“A arte existe porque a vida não basta” é frase célebre do poeta maranhense Ferreira Gullar. A frase vale para poetas e arquitetos. O premiadíssimo arquiteto capixaba Paulo Mendes da Rocha (só Niemeyer e ele, do Brasil, receberam o correspondente ao Prêmio Nobel de arquitetura) afirma: “A questão fundamental que navega entre nós arquitetos é imaginar as coisas que ainda não existem”. A palavra “navega” remete a um imaginário central na frase e na sua trajetória: os mares, os rios, as estruturas que se adequam às águas, os navios. Um equipamento como o Cais das Artes, de sua autoria, na forma de um imenso navio à beira do mar, não pode ser desperdiçado nem para se degradar, como está acontecendo, nem para se transformar em centro de convenções e nem para se apequenar na sua intenção original, apenas como centro de startups, por mais importantes que essas atividades sejam.
A habilidade de conectar disciplinas – arte, ciências, humanidades e tecnologia – é a chave para a inovação, imaginação e genialidade, afirma Walter Isaacson, biógrafo de gênios que transitavam na interseção dessas disciplinas, cada um na sua dimensão, como os biografados por ele Leonardo da Vinci e Steve Jobs.
O Cais das Artes pode assumir o espaço do que se chama de Economia Criativa, a parte da economia que conta nossas histórias e os trabalhos criativos que deixamos para trás como sociedade e provavelmente definirão como as gerações futuras nos entenderão, como diz um documento da Deloitte UK.

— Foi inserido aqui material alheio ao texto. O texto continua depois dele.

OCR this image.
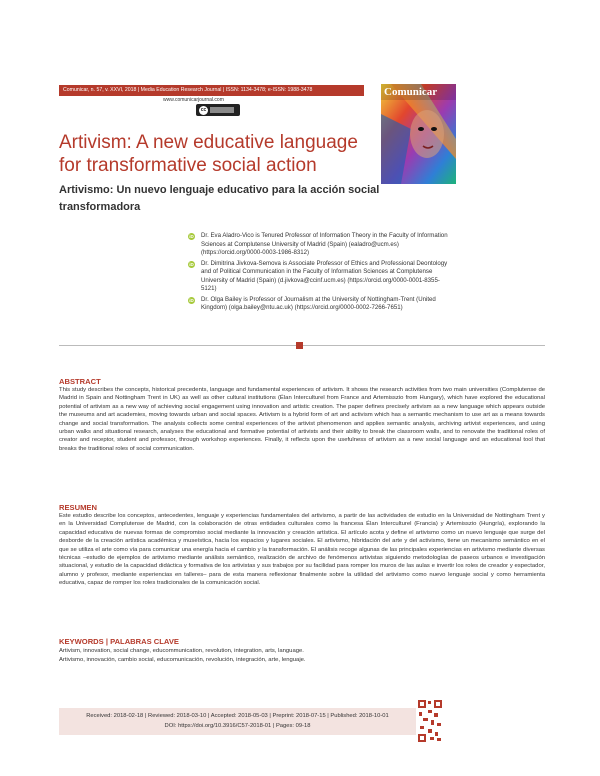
Comunicar, n. 57, v. XXVI, 2018 | Media Education Research Journal | ISSN: 1134-3478; e-ISSN: 1988-3478
www.comunicarjournal.com
cc
Comunicar
Artivism: A new educative language for transformative social action
Artivismo: Un nuevo lenguaje educativo para la acción social transformadora
iD Dr. Eva Aladro-Vico is Tenured Professor of Information Theory in the Faculty of Information Sciences at Complutense University of Madrid (Spain) (ealadro@ucm.es) (https://orcid.org/0000-0003-1986-8312)
iD Dr. Dimitrina Jivkova-Semova is Associate Professor of Ethics and Professional Deontology and of Political Communication in the Faculty of Information Sciences at Complutense University of Madrid (Spain) (d.jivkova@ccinf.ucm.es) (https://orcid.org/0000-0001-8355-5121)
iD Dr. Olga Bailey is Professor of Journalism at the University of Nottingham-Trent (United Kingdom) (olga.bailey@ntu.ac.uk) (https://orcid.org/0000-0002-7266-7651)
ABSTRACT
This study describes the concepts, historical precedents, language and fundamental experiences of artivism. It shows the research activities from two main universities (Complutense de Madrid in Spain and Nottingham Trent in UK) as well as other cultural institutions (Élan Interculturel from France and Artemisszio from Hungary), which have explored the educational potential of artivism as a new way of achieving social engagement using innovation and artistic creation. The paper defines precisely artivism as a new language which appears outside the museums and art academies, moving towards urban and social spaces. Artivism is a hybrid form of art and activism which has a semantic mechanism to use art as a means towards change and social transformation. The analysis collects some central experiences of the artivist phenomenon and applies semantic analysis, archiving artivist experiences, and using urban walks and situational research, analyses the educational and formative potential of artivists and their ability to break the classroom walls, and to renovate the traditional roles of creator and receptor, student and professor, through workshop experiences. Finally, it reflects upon the usefulness of artivism as a new social language and an educational tool that breaks the traditional roles of social communication.
RESUMEN
Este estudio describe los conceptos, antecedentes, lenguaje y experiencias fundamentales del artivismo, a partir de las actividades de estudio en la Universidad de Nottingham Trent y en la Universidad Complutense de Madrid, con la colaboración de otras entidades culturales como la francesa Élan Interculturel (Francia) y Artemisszio (Hungría), explorando la capacidad educativa de nuevas formas de compromiso social mediante la innovación y creación artística. El artículo acota y define el artivismo como un nuevo lenguaje que surge del desborde de la creación artística académica y museística, hacia los espacios y lugares sociales. El artivismo, hibridación del arte y del activismo, tiene un mecanismo semántico en el que se utiliza el arte como vía para comunicar una energía hacia el cambio y la transformación. El análisis recoge algunas de las principales experiencias en artivismo mediante diversas técnicas –estudio de ejemplos de artivismo mediante análisis semántico, realización de archivo de fenómenos artivistas siguiendo metodologías de paseos urbanos e investigación situacional, y estudio de la capacidad didáctica y formativa de los artivistas y sus trabajos por su facilidad para romper los muros de las aulas e invertir los roles de creador y espectador, alumno y profesor, mediante experiencias en talleres– para de esta manera reflexionar finalmente sobre la utilidad del artivismo como nuevo lenguaje social y como herramienta educativa, capaz de romper los roles tradicionales de la comunicación social.
KEYWORDS | PALABRAS CLAVE
Artivism, innovation, social change, educommunication, revolution, integration, arts, language.
Artivismo, innovación, cambio social, educomunicación, revolución, integración, arte, lenguaje.
Received: 2018-02-18 | Reviewed: 2018-03-10 | Accepted: 2018-05-03 | Preprint: 2018-07-15 | Published: 2018-10-01
DOI: https://doi.org/10.3916/C57-2018-01 | Pages: 09-18
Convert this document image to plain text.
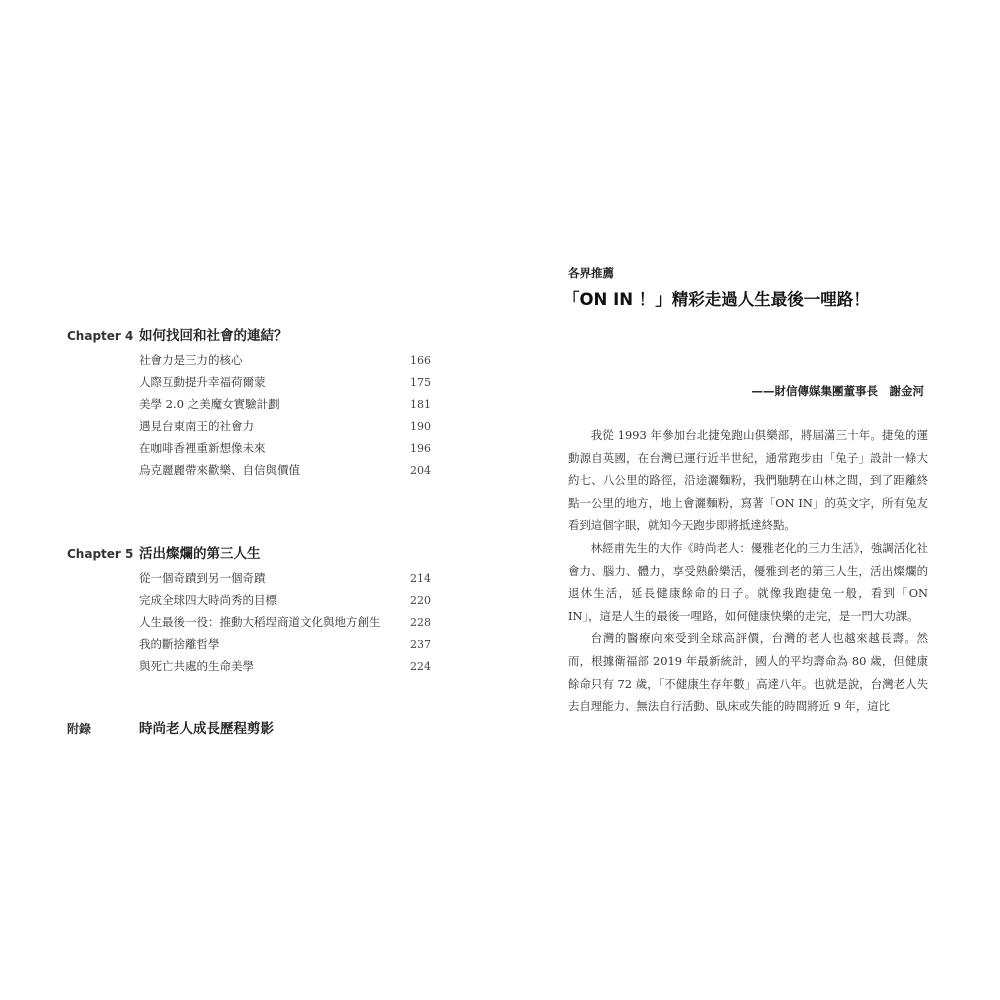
Chapter 4 如何找回和社會的連結？
社會力是三力的核心	166
人際互動提升幸福荷爾蒙	175
美學 2.0 之美魔女實驗計劃	181
遇見台東南王的社會力	190
在咖啡香裡重新想像未來	196
烏克麗麗帶來歡樂、自信與價值	204
Chapter 5 活出燦爛的第三人生
從一個奇蹟到另一個奇蹟	214
完成全球四大時尚秀的目標	220
人生最後一役：推動大稻埕商道文化與地方創生	228
我的斷捨離哲學	237
與死亡共處的生命美學	224
附錄	時尚老人成長歷程剪影
各界推薦
「ON IN ！」精彩走過人生最後一哩路！
——財信傳媒集團董事長　謝金河

我從 1993 年參加台北捷兔跑山俱樂部，將屆滿三十年。捷兔的運動源自英國，在台灣已運行近半世紀，通常跑步由「兔子」設計一條大約七、八公里的路徑，沿途灑麵粉，我們馳騁在山林之間，到了距離終點一公里的地方，地上會灑麵粉，寫著「ON IN」的英文字，所有兔友看到這個字眼，就知今天跑步即將抵達終點。

林經甫先生的大作《時尚老人：優雅老化的三力生活》，強調活化社會力、腦力、體力，享受熟齡樂活，優雅到老的第三人生，活出燦爛的退休生活，延長健康餘命的日子。就像我跑捷兔一般，看到「ON IN」，這是人生的最後一哩路，如何健康快樂的走完，是一門大功課。

台灣的醫療向來受到全球高評價，台灣的老人也越來越長壽。然而，根據衛福部 2019 年最新統計，國人的平均壽命為 80 歲，但健康餘命只有 72 歲，「不健康生存年數」高達八年。也就是說，台灣老人失去自理能力、無法自行活動、臥床或失能的時間將近 9 年，這比
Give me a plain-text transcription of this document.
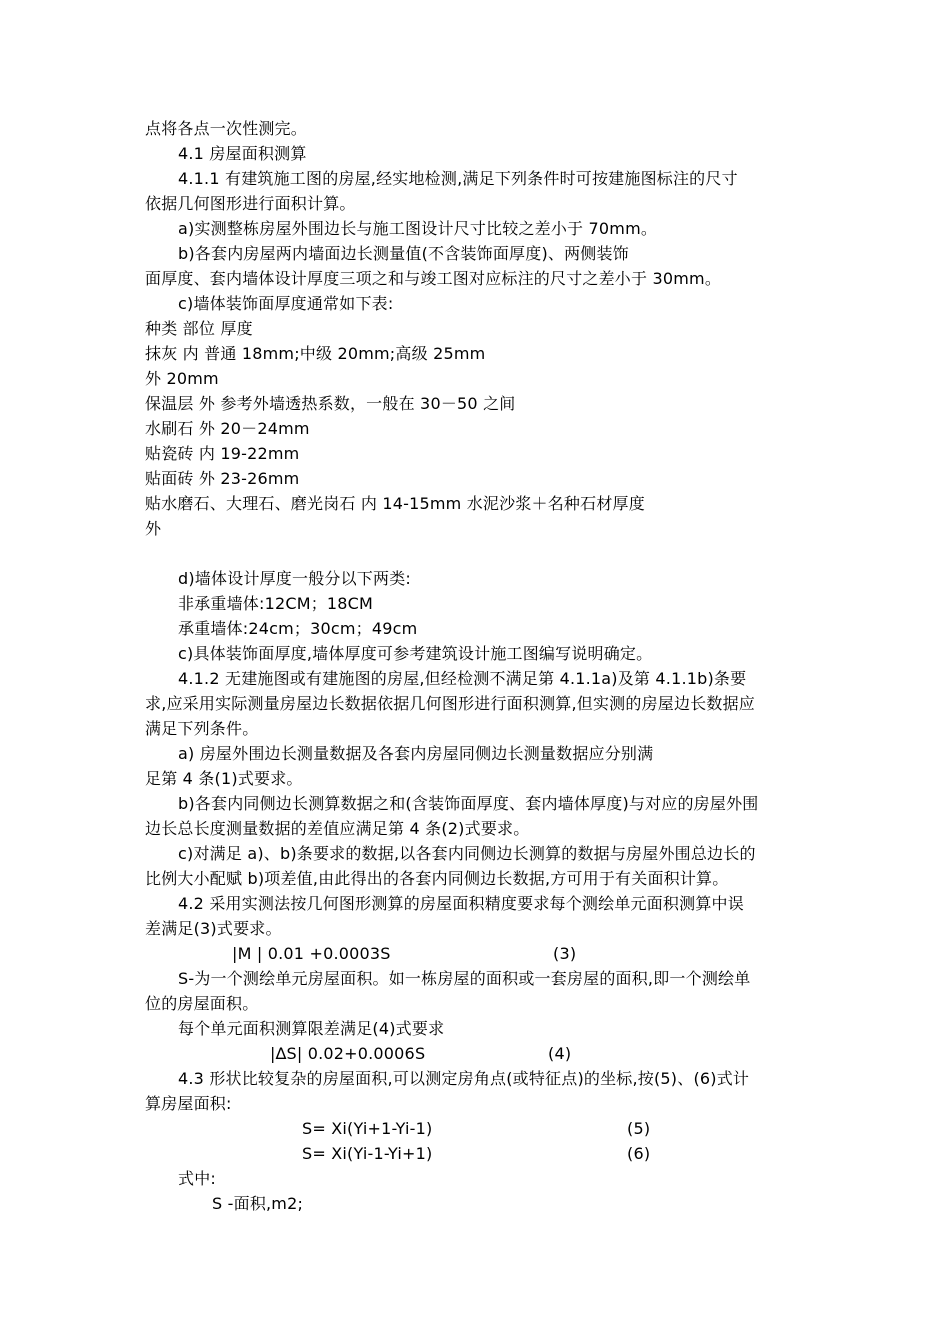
点将各点一次性测完。

4.1 房屋面积测算

4.1.1 有建筑施工图的房屋,经实地检测,满足下列条件时可按建施图标注的尺寸

依据几何图形进行面积计算。

a)实测整栋房屋外围边长与施工图设计尺寸比较之差小于 70mm。

b)各套内房屋两内墙面边长测量值(不含装饰面厚度)、两侧装饰

面厚度、套内墙体设计厚度三项之和与竣工图对应标注的尺寸之差小于 30mm。

c)墙体装饰面厚度通常如下表:

种类 部位 厚度

抹灰 内 普通 18mm;中级 20mm;高级 25mm

外 20mm

保温层 外 参考外墙透热系数，一般在 30－50 之间

水刷石 外 20－24mm

贴瓷砖 内 19-22mm

贴面砖 外 23-26mm

贴水磨石、大理石、磨光岗石 内 14-15mm 水泥沙浆＋名种石材厚度

外

d)墙体设计厚度一般分以下两类:

非承重墙体:12CM；18CM

承重墙体:24cm；30cm；49cm

c)具体装饰面厚度,墙体厚度可参考建筑设计施工图编写说明确定。

4.1.2 无建施图或有建施图的房屋,但经检测不满足第 4.1.1a)及第 4.1.1b)条要

求,应采用实际测量房屋边长数据依据几何图形进行面积测算,但实测的房屋边长数据应

满足下列条件。

a) 房屋外围边长测量数据及各套内房屋同侧边长测量数据应分别满

足第 4 条(1)式要求。

b)各套内同侧边长测算数据之和(含装饰面厚度、套内墙体厚度)与对应的房屋外围

边长总长度测量数据的差值应满足第 4 条(2)式要求。

c)对满足 a)、b)条要求的数据,以各套内同侧边长测算的数据与房屋外围总边长的

比例大小配赋 b)项差值,由此得出的各套内同侧边长数据,方可用于有关面积计算。

4.2 采用实测法按几何图形测算的房屋面积精度要求每个测绘单元面积测算中误

差满足(3)式要求。

|M | 0.01 +0.0003S	(3)

S-为一个测绘单元房屋面积。如一栋房屋的面积或一套房屋的面积,即一个测绘单

位的房屋面积。

每个单元面积测算限差满足(4)式要求

|∆S| 0.02+0.0006S	(4)

4.3 形状比较复杂的房屋面积,可以测定房角点(或特征点)的坐标,按(5)、(6)式计

算房屋面积:

S= Xi(Yi+1-Yi-1)	(5)

S= Xi(Yi-1-Yi+1)	(6)

式中:

S -面积,m2;
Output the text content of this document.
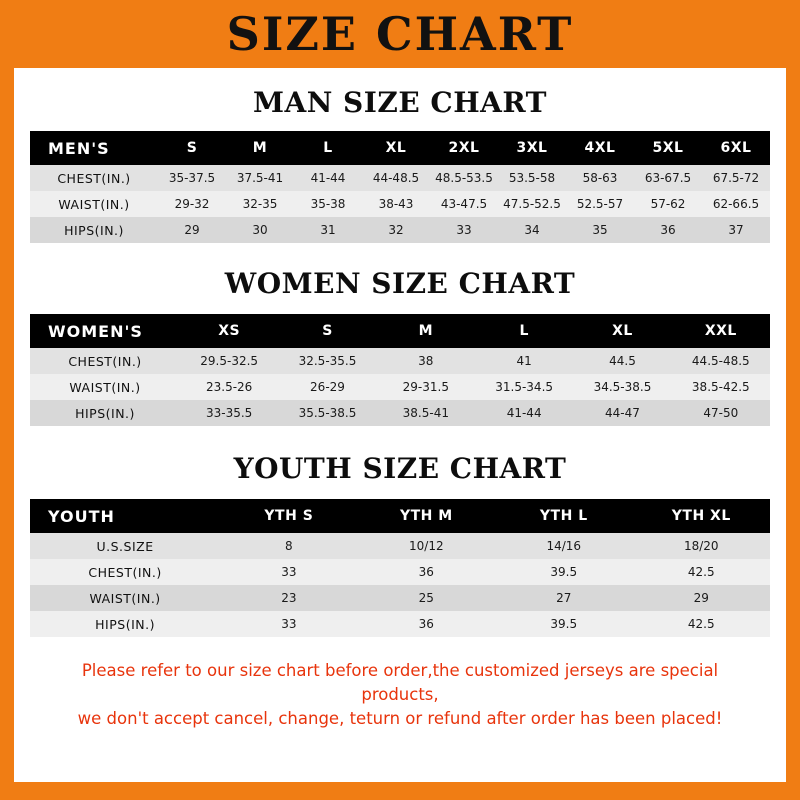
SIZE CHART
MAN SIZE CHART
MEN'S	S	M	L	XL	2XL	3XL	4XL	5XL	6XL
CHEST(IN.)	35-37.5	37.5-41	41-44	44-48.5	48.5-53.5	53.5-58	58-63	63-67.5	67.5-72
WAIST(IN.)	29-32	32-35	35-38	38-43	43-47.5	47.5-52.5	52.5-57	57-62	62-66.5
HIPS(IN.)	29	30	31	32	33	34	35	36	37
WOMEN SIZE CHART
WOMEN'S	XS	S	M	L	XL	XXL
CHEST(IN.)	29.5-32.5	32.5-35.5	38	41	44.5	44.5-48.5
WAIST(IN.)	23.5-26	26-29	29-31.5	31.5-34.5	34.5-38.5	38.5-42.5
HIPS(IN.)	33-35.5	35.5-38.5	38.5-41	41-44	44-47	47-50
YOUTH SIZE CHART
YOUTH	YTH S	YTH M	YTH L	YTH XL
U.S.SIZE	8	10/12	14/16	18/20
CHEST(IN.)	33	36	39.5	42.5
WAIST(IN.)	23	25	27	29
HIPS(IN.)	33	36	39.5	42.5
Please refer to our size chart before order,the customized jerseys are special products,
we don't accept cancel, change, teturn or refund after order has been placed!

A Conferência das Nações Unidas sobre Comércio e Desenvolvimento (UNCTAD) elaborou um modelo que classifica as indústrias criativas em quatro eixos, que são: patrimônio, artes, mídia e criações funcionais, sendo que juntas se desmembram em nove setores. O eixo do Patrimônio inclui: expressões culturais tradicionais (inclusive gastronomia) e sítios culturais. O eixo das Artes engloba: artes visuais e artes dramáticas. O eixo da Mídia: audiovisual e publicidade e mídia impressa. E o eixo das Criações Funcionais abrange design (de interior e moda), novas mídias (incluindo software, jogos e conteúdo digital) e serviços criativos (arquitetura, propaganda e P&D).
Assim, todos os empregos e ocupações que se relacionam a esses setores são considerados como ocupações criativas, com as atividades baseadas em ideias, imaginação, criatividade e inovação.
A Economia Criativa gera 2,64% do PIB brasileiro e é responsável por mais de um milhão de empregos formais diretos, segundo estudo da Federação das Indústrias do Rio de Janeiro (FIRJAN), com base em dados do IBGE. Há no setor cerca de 250 mil empresas e instituições. A participação no PIB, por sua vez, é superior à de setores tradicionais, como as indústrias têxtil e farmacêutica.
Ao contrário de muitos outros setores nos quais a digitalização e a inteligência artificial estão reduzindo a necessidade de habilidades humanas tradicionais, a Economia Criativa continua a exigir sensibilidade cultural, habilidades sociais e visão pessoal de cada ser humano. Esta capacidade de continuar gerando novos empregos e riqueza será, portanto, de particular importância, à medida que o mercado de trabalho global se ajuste às realidades da Quarta Revolução Industrial.
O Cais das Artes será ainda mais importante para o futuro do Espírito Santo se ampliar seu conceito para ser um inédito Cais da Economia Criativa, de importância e visibilidade nacionais. A diversificação da matriz econômica do estado passará inevitavelmente por esse caminho. Da Vinci e Jobs certamente aprovariam. E Paulo Mendes da Rocha abençoaria. Como ele dizia: “O projeto ideal não existe, a cada projeto existe a oportunidade de realizar uma aproximação”.